— Значит, люди больше не станут трудиться ради своих идеалов? — вызывающе бросил он.
   — У меня был друг в старое время, так он семнадцать лет кряду на фабрике просверливал круглые дырочки в маленьких квадратных финтифлюшках, но так и не узнал, зачем они нужны. А другой выращивал виноград для стекловыдувальной фабрики, но в пищу этот виноград не шел, и он тоже не знал, зачем компания этот виноград покупает. А меня от таких дел просто тошнит — конечно, только сейчас, когда на мне тело, — а как подумаю, чем я зарабатывал себе на жизнь, так меня прямо наизнанку выворачивает.
   — Значит, вы презираете человечество и все, что оно делает, — сказал он.
   — Да нет же, я людей люблю, и гораздо больше, чем прежде. Мне просто горько и противно думать, на что они идут, чтобы обеспечить свои тела. Надо бы вам попробовать стать амфибионтами — вы тут же увидите, как люди могут быть счастливы, когда им не приходится думать, где бы раздобыть еды для своего тела, или зимой его не обморозить, или что с ними будет, когда их тело придется списывать в утиль.

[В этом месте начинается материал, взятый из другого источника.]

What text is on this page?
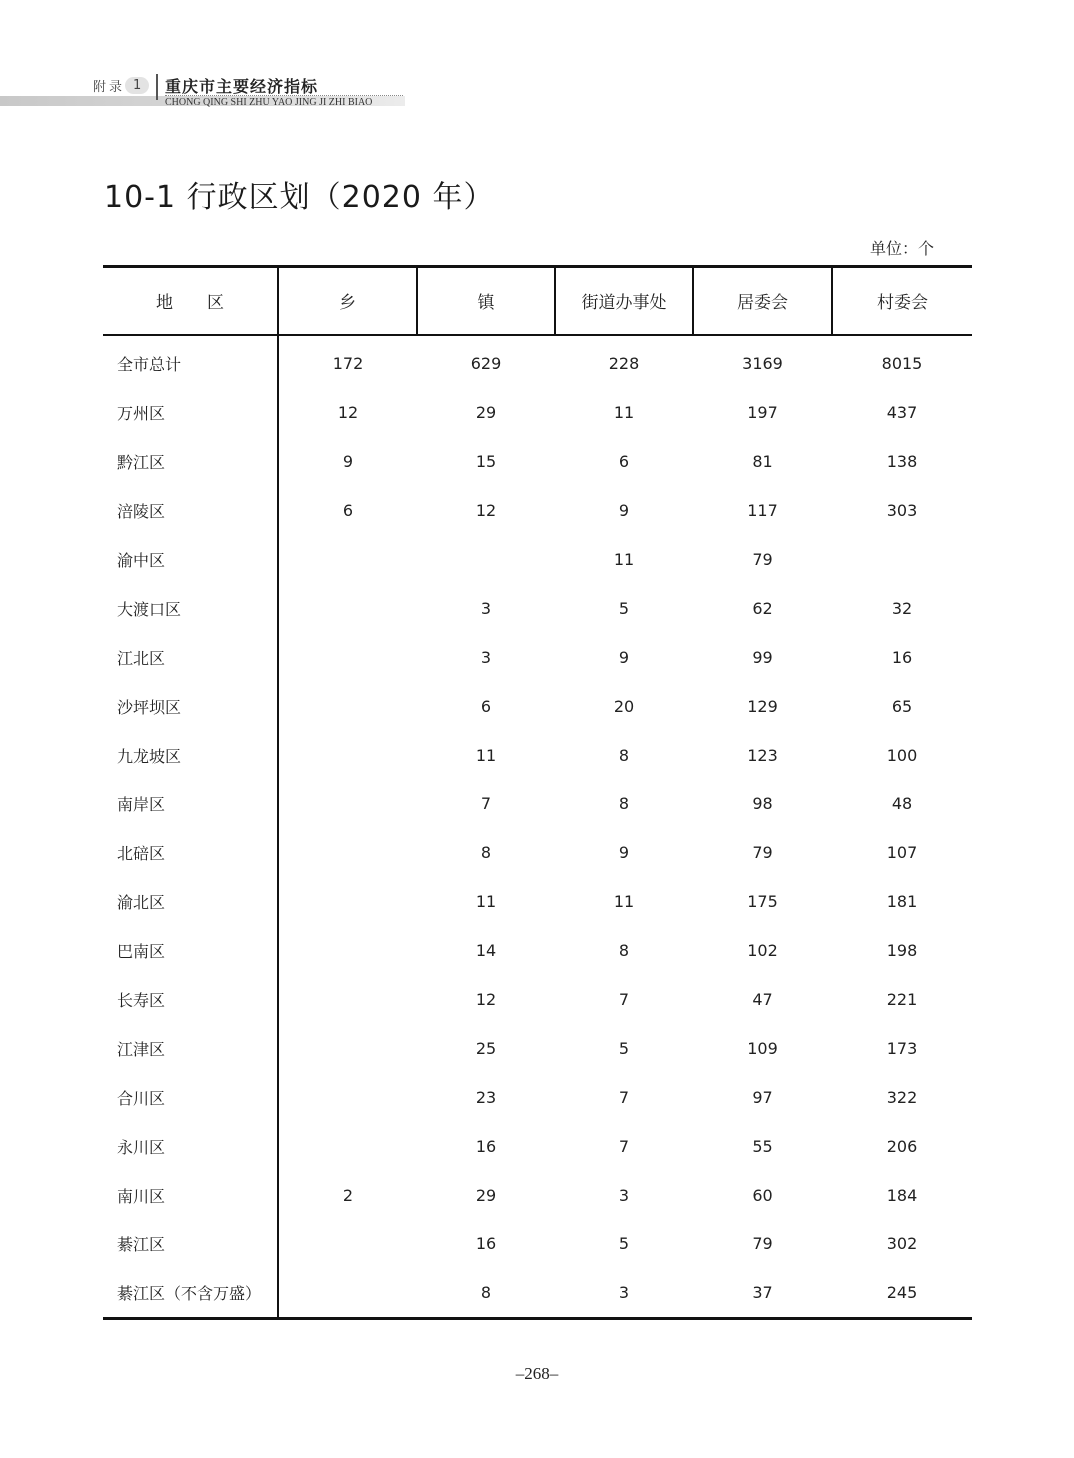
附 录 1	重庆市主要经济指标
CHONG QING SHI ZHU YAO JING JI ZHI BIAO
10-1 行政区划（2020 年）
单位：个
地　　区	乡	镇	街道办事处	居委会	村委会
全市总计	172	629	228	3169	8015
万州区	12	29	11	197	437
黔江区	9	15	6	81	138
涪陵区	6	12	9	117	303
渝中区			11	79	
大渡口区		3	5	62	32
江北区		3	9	99	16
沙坪坝区		6	20	129	65
九龙坡区		11	8	123	100
南岸区		7	8	98	48
北碚区		8	9	79	107
渝北区		11	11	175	181
巴南区		14	8	102	198
长寿区		12	7	47	221
江津区		25	5	109	173
合川区		23	7	97	322
永川区		16	7	55	206
南川区	2	29	3	60	184
綦江区		16	5	79	302
綦江区（不含万盛）		8	3	37	245
–268–
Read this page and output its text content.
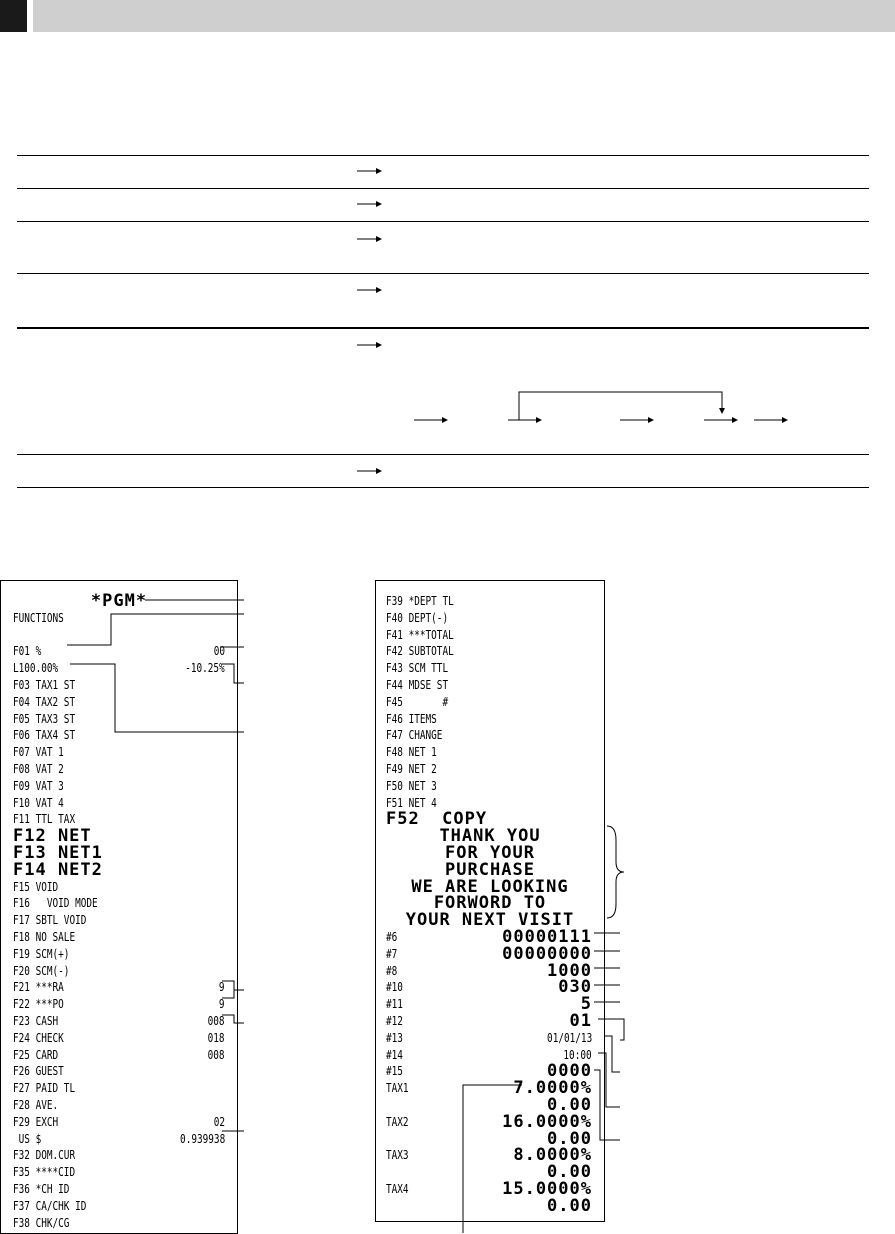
*PGM*
FUNCTIONS
F01 %	00
L100.00%	-10.25%
F03 TAX1 ST
F04 TAX2 ST
F05 TAX3 ST
F06 TAX4 ST
F07 VAT 1
F08 VAT 2
F09 VAT 3
F10 VAT 4
F11 TTL TAX
F12 NET
F13 NET1
F14 NET2
F15 VOID
F16   VOID MODE
F17 SBTL VOID
F18 NO SALE
F19 SCM(+)
F20 SCM(-)
F21 ***RA	9
F22 ***PO	9
F23 CASH	008
F24 CHECK	018
F25 CARD	008
F26 GUEST
F27 PAID TL
F28 AVE.
F29 EXCH	02
US $	0.939938
F32 DOM.CUR
F35 ****CID
F36 *CH ID
F37 CA/CHK ID
F38 CHK/CG
F39 *DEPT TL
F40 DEPT(-)
F41 ***TOTAL
F42 SUBTOTAL
F43 SCM TTL
F44 MDSE ST
F45       #
F46 ITEMS
F47 CHANGE
F48 NET 1
F49 NET 2
F50 NET 3
F51 NET 4
F52  COPY
THANK YOU
FOR YOUR
PURCHASE
WE ARE LOOKING
FORWORD TO
YOUR NEXT VISIT
#6	00000111
#7	00000000
#8	1000
#10	030
#11	5
#12	01
#13	01/01/13
#14	10:00
#15	0000
TAX1	7.0000%
0.00
TAX2	16.0000%
0.00
TAX3	8.0000%
0.00
TAX4	15.0000%
0.00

   — Но, сэр, это не означает конец всем честолюбивым стремлениям, конец величию человека!
   — Ну, про это я вам ничего сказать не могу, — ответил я. — У нас тоже есть люди, которых можно назвать великими. Они остаются великими и в телах, и без них. Но самое главное — мы не знаем страха, понимаете? — я уставился прямо в объектив ближайшей телекамеры. — Вот это и есть самое великое достижение человечества.
   Судья опять грохнул молотком, а высокопоставленные зрители заорали вовсю, стараясь криками заглушить мой голос. Телевизионщики отключили камеры, и из зала выгнали всех, кроме самого большого начальства. Я понял, что попал в самую точку, но что с этой минуты никому не удастся поймать по телевизору ничего, кроме органной музыки.
   Когда шум улегся, судья возгласил, что судебное заседание окончено и мы с Мэдж признаны виновными в дезертирстве.
   Я подумал, что хуже нам все равно не станет, и решил облегчить душу.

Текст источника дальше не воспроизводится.